Review

‘Bullet Train’ Review: All Aboard for a Bloody (Mostly) Good Time

It’s rare, but sometimes a trailer depicts a film for exactly what it is.

“Bullet Train” is based off the Japanese novel of the same name, and stars Brad Pitt as an unlucky American assassin who gets caught up in a conspiracy aboard a moving Shinkansen (or, “bullet train”). Joey King, Aaron Taylor-Johnson, Brian Tyree Henry, Andrew Koji, Hiroyuki Sanada, Michael Shannon, Benito A Martínez Ocasio, and Sandra Bullock also star while David Leitch (Pitt’s former stunt double) directs.

It’s incredibly unlikely that you haven’t seen a trailer for this film, because the first one dropped in March and has subsequently played before every new release in the five months since. The ads promised wacky characters, quick one-liners, and over-the-top violence, and for better or worse that’s exactly what “Bullet Train” gives you.

I’m pretty agnostic to Brad Pitt as an actor (he’s great in things like “Moneyball” but I don’t seek out his films like I do a DiCaprio or Denzel). That being said, I love his comedic roles, like in “True Romance,” “Burn After Reading,” or this year’s “The Lost City” (which starred Sandra Bullock, who has a voice role here). Pitt has some light-hearted moments of banter and holds his own in the stunt department (doing a very respectable and Tom Cruise-worthy 95% of them), and it’s fun to see movie stars still doing movie star things.

Most of the rest of the cast are glorified cameos, though Aaron Taylor-Johnson and Brian Tyree Henry stand out as “The Twins,” a pair of assassins who give Pitt trouble on the train. Taylor-Johnson and Henry share some good back-and-forth chemistry and cheeky attitudes, and I wouldn’t mind getting an origin story with the two about their other missions.

The action is mostly pretty solid, as to be expected from a David Leitch film (he co-directed the first “John Wick”). As a career stuntman Leitch knows how to frame and choreograph fight sequences, and make them both brutal and entertaining. There are several kills here that are so over-the-top I couldn’t help but get giddy in my chair.

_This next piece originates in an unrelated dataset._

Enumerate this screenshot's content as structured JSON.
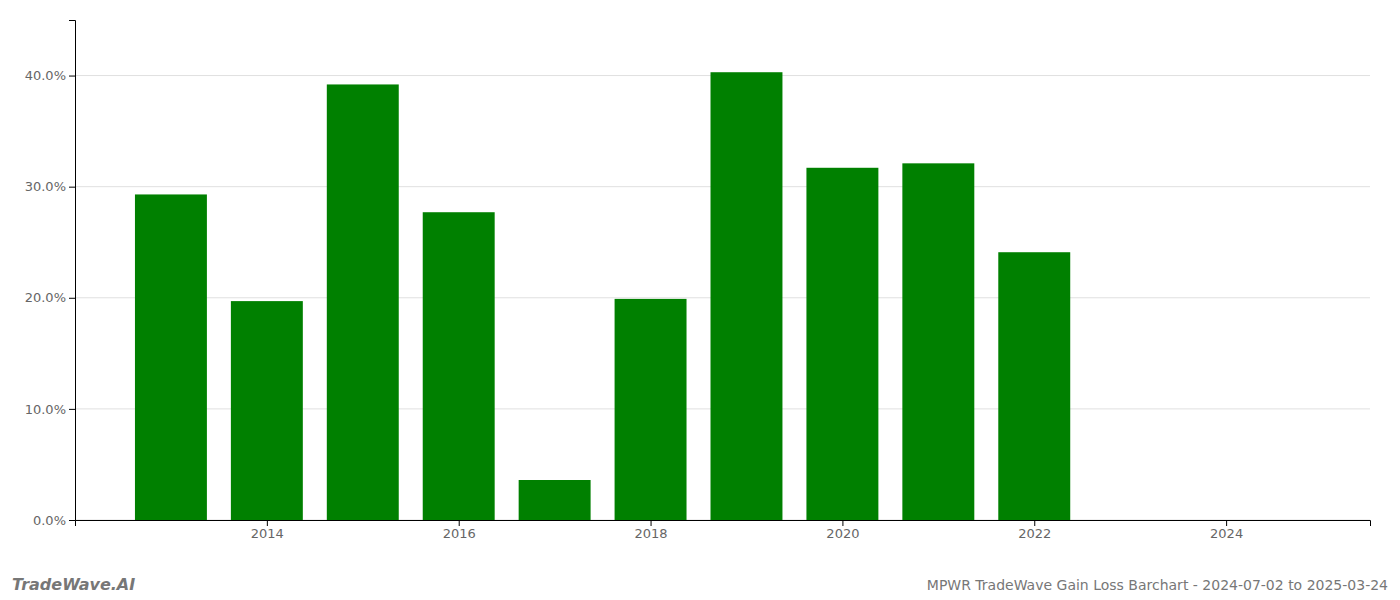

The biggest issue with the film, however, is the same one that plagues every one of Leitch’s other projects, and that’s that the narrative runs out steam about 30 minutes before the film actually ends. Whether it be “Atomic Blonde,” “Deadpool 2,” or “Hobbs and Shaw,” Leitch seems to blow both his budget and his good will in the first two acts before limping to the finish. This results in a climax that is noticeably cheaper looking (this film cost $90 million and until the final fight looks better than the $250 million “Thor: Love & Thunder”) and leaves you with the classic “this would’ve been a perfect 100-minute movie” thought. The film also does the thing I hate where it has characters recap things the audience already knows, or shows flashbacks in case you were too dumb to catch details the first time around.

Despite my issue with the film’s clock management, the pacing and tone are both fairly consistent throughout and audiences who love to see big name actors fight on a modern locomotive soaked in neon lights should get their jollies. I’m going to give “Bullet Train” a 6, which may seem too low because I mostly had nothing but good things to say about it, but I’ve said it once and I’ll say it again: what’s a rating but a subjective summarization of a detailed review you just read?